1RMの80%と30%で8週間トレーニングしても、血液が語ることはほぼ同じだった
要点
健康な若年男性17名を1RMの80%と1RMの30%の2群に分け、8週間限界までトレーニングさせ、空腹時血清をNMRで分析した。有意に変化した代謝物10個のうち5個(3-ヒドロキシイソ吉草酸、3-ヒドロキシ酪酸、アセトン、イソ酪酸、乳酸)は両条件で同一に動いた — アミノ酸代謝回転とケトン体代謝という共通の適応である。負荷による差はコリン・グルコース・アラニンをまとめて見たときにのみ現れ、3つとも単独では有意でなかった。
重く少なく対軽く多く — 限界まで行けば筋肥大の結果が似るというのは、もはや目新しい話ではない。この研究は次の問いを立てた。見た目の結果が似ているなら、体の中で起きたことも同じなのか。
健康な若年男性17名が8週間のプログラムを終えた。高負荷群9名は1RMの80%、低負荷群8名は1RMの30%でトレーニングし、どちらもそれ以上レップが出ない地点まで行った。前後に空腹時血清を採取し、標的を定めないNMR分光法で代謝物全体を走査した。
両方の負荷で同じように動いたものは何か
有意に変化した代謝物は10個で、そのうち5個が両条件で一貫して動いた — 3-ヒドロキシイソ吉草酸、3-ヒドロキシ酪酸、アセトン、イソ酪酸、乳酸である。前者はロイシンなど分岐鎖アミノ酸が分解される経路から、後者はケトン体代謝と解糖系から出る。つまり負荷に2.7倍の差があっても、アミノ酸代謝回転とエネルギー基質利用の再編は共通して起きた。
トレーニングした体としていない体は区別できたか
完全にできた。前後を分けるモデルの判別精度(AUC)は1.00で、最も寄与した物質は3-ヒドロキシイソ吉草酸だった。この物質はロイシン分解の中間産物である。8週間のレジスタンストレーニングが血液に残した痕跡はそれほど明瞭だったということだ。
負荷による差はどこにあったか
見つけにくかった。物質を1つずつ比較する方法では高負荷と低負荷を分けられなかった。コリン・グルコース・アラニンの3つをまとめて見たときにのみ判別でき(AUC 0.94)、決定的なことにこの3つはどれも単独では有意でなかった。負荷の痕跡はあるが微妙で、組み合わせでしか見えない。
トレーニングにどう適用するか
負荷選択の根拠を代謝に求める必要はない、ということだ。限界まで行くという条件が同じなら、重く行くか軽く行くかは関節の状態、使える時間、技術練習の必要で決めればよい。ただし1RMから計算されるスコアを追うなら話は変わる — 30%で限界まで行うトレーニングは筋肉を育てるが、重い重量を扱う技術そのものは練習されない。ボリュームと強度の釣り合いと低負荷トレーニングの限界で同じ問題を扱った。

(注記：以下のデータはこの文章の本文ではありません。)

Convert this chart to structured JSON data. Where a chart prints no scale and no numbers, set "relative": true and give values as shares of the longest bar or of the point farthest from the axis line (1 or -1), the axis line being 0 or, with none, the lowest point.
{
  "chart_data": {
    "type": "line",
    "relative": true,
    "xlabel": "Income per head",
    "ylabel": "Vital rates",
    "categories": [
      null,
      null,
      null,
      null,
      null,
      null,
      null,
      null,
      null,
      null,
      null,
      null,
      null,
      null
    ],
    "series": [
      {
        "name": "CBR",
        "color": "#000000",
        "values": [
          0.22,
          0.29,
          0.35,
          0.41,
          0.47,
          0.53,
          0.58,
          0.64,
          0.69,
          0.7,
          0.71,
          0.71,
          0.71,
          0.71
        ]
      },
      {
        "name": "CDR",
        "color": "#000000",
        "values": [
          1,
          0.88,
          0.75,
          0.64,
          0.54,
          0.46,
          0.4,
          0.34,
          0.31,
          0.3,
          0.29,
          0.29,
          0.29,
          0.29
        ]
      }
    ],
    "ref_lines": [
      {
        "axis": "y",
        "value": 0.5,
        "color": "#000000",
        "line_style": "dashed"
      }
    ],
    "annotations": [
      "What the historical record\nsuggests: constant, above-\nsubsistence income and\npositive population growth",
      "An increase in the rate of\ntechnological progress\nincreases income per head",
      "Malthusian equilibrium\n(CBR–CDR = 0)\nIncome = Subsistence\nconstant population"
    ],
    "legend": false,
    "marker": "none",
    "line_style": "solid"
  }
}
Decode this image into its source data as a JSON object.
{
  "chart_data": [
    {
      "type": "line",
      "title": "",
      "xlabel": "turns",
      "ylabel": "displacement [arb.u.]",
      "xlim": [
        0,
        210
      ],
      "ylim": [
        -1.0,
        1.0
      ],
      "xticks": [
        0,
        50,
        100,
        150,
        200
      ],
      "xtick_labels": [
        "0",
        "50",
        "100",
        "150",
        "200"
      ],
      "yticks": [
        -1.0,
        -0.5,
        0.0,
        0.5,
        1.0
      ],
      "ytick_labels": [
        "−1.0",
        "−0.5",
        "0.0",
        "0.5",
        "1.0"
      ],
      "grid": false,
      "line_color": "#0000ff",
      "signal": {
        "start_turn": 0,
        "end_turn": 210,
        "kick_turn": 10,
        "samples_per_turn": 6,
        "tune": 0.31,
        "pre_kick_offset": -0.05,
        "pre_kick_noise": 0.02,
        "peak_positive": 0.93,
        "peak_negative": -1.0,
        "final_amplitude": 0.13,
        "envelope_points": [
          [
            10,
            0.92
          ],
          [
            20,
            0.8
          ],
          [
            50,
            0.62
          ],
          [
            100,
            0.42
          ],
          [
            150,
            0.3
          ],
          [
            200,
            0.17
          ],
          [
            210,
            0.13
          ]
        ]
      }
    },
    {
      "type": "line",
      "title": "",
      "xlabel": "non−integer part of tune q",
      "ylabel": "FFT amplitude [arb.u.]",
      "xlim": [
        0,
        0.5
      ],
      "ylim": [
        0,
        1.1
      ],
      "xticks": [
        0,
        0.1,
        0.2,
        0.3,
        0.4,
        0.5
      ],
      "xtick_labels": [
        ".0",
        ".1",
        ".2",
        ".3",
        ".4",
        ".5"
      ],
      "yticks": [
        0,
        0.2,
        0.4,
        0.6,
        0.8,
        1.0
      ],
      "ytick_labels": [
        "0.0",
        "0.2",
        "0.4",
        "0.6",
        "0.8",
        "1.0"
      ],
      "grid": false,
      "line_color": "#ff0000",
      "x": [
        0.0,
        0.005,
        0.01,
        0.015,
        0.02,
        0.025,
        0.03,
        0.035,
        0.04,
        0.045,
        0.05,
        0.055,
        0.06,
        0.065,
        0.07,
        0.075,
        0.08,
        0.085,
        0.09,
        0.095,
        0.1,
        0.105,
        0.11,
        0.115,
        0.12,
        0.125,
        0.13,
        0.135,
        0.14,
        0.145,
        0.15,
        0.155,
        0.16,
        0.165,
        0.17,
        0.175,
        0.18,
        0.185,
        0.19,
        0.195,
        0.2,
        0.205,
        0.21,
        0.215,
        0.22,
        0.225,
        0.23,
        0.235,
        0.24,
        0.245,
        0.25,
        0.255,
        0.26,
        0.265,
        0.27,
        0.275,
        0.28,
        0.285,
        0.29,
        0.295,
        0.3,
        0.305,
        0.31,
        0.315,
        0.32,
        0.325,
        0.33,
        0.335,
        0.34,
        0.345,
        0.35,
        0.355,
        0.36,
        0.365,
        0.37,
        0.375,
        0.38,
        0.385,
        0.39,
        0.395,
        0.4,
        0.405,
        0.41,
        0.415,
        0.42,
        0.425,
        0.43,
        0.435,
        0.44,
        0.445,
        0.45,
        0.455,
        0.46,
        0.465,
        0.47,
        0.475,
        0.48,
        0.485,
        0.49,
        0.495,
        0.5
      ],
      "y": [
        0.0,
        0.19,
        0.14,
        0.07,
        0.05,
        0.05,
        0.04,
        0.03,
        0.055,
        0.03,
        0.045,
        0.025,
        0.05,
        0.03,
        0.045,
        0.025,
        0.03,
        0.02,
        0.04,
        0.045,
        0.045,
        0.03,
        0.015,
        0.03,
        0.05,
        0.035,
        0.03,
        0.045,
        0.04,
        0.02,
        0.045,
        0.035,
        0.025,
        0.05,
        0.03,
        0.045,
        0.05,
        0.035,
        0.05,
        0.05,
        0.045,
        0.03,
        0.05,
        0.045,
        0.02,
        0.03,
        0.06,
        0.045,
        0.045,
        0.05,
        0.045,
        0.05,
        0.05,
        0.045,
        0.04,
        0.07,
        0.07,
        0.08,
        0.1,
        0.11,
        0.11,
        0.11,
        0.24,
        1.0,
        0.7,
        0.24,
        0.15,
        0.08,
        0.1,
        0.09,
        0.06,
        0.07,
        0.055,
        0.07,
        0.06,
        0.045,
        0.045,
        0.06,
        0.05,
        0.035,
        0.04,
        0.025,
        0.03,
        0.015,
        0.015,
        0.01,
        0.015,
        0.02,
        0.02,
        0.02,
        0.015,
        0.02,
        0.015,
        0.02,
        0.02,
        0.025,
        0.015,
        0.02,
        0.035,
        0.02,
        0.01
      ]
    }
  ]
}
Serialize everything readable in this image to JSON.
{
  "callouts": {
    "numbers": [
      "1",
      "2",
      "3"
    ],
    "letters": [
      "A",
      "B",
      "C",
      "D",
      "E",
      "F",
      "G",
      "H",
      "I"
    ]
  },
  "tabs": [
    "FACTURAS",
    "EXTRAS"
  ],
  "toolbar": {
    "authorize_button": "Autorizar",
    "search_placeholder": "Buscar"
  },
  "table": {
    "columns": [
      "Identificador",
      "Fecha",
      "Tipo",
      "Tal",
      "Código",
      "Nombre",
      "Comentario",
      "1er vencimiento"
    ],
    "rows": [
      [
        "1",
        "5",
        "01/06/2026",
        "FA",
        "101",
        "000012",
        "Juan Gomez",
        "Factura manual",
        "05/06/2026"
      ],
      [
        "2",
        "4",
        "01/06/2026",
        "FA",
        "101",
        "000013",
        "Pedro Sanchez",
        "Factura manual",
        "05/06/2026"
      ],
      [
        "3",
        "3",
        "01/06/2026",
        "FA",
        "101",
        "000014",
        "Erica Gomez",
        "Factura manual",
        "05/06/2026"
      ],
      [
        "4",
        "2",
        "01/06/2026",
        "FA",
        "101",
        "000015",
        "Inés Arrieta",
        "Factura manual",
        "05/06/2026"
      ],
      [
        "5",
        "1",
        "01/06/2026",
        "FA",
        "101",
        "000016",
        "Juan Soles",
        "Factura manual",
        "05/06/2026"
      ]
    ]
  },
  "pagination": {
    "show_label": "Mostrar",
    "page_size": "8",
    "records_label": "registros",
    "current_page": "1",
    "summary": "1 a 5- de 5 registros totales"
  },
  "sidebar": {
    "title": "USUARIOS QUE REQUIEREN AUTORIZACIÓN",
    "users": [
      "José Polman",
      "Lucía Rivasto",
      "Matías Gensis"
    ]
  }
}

参加者は17名(9名対8名)である。17名から出たAUC 1.00は、モデルがデータを覚えてしまった可能性を排除しにくい規模だ。著者らもこの結果を仮説生成用と明示し、独立したコホートで検証されるまで適用しないよう釘を刺している。
よくある質問
重い重量と軽い重量ではどちらが筋肉を大きくするのか?
限界まで行くなら、この研究では両負荷の血清代謝応答はほぼ重なった。有意に変化した10個のうち5個が両条件で同一に動き、負荷による差は3物質をまとめて見たときにのみ現れた。負荷は関節の状態と使える時間で決めるほうが実用的だ。
1RMの30%でトレーニングしても筋力は伸びるのか?
筋肥大は起きるが最大筋力には限界がある。この研究は筋力ではなく血清代謝物を見ており、負荷によらない共通の適応を確認した。重い重量を扱う技術は重い重量でしか練習できないため、1RMが目標なら高負荷セッションが要る。
3-ヒドロキシイソ吉草酸とは何か?
ロイシンなど分岐鎖アミノ酸が分解されるときに生じる中間産物だ。この研究ではトレーニング前後を分ける最も強い指標であり、レジスタンストレーニングがアミノ酸代謝回転を変える証拠として用いられた。
この結果をすぐトレーニングに適用してよいか?
早い。参加者が17名しかおらず、著者らが結果を仮説生成用と規定している。独立した集団で再現されるまでは、負荷選択の根拠にできる強度ではない。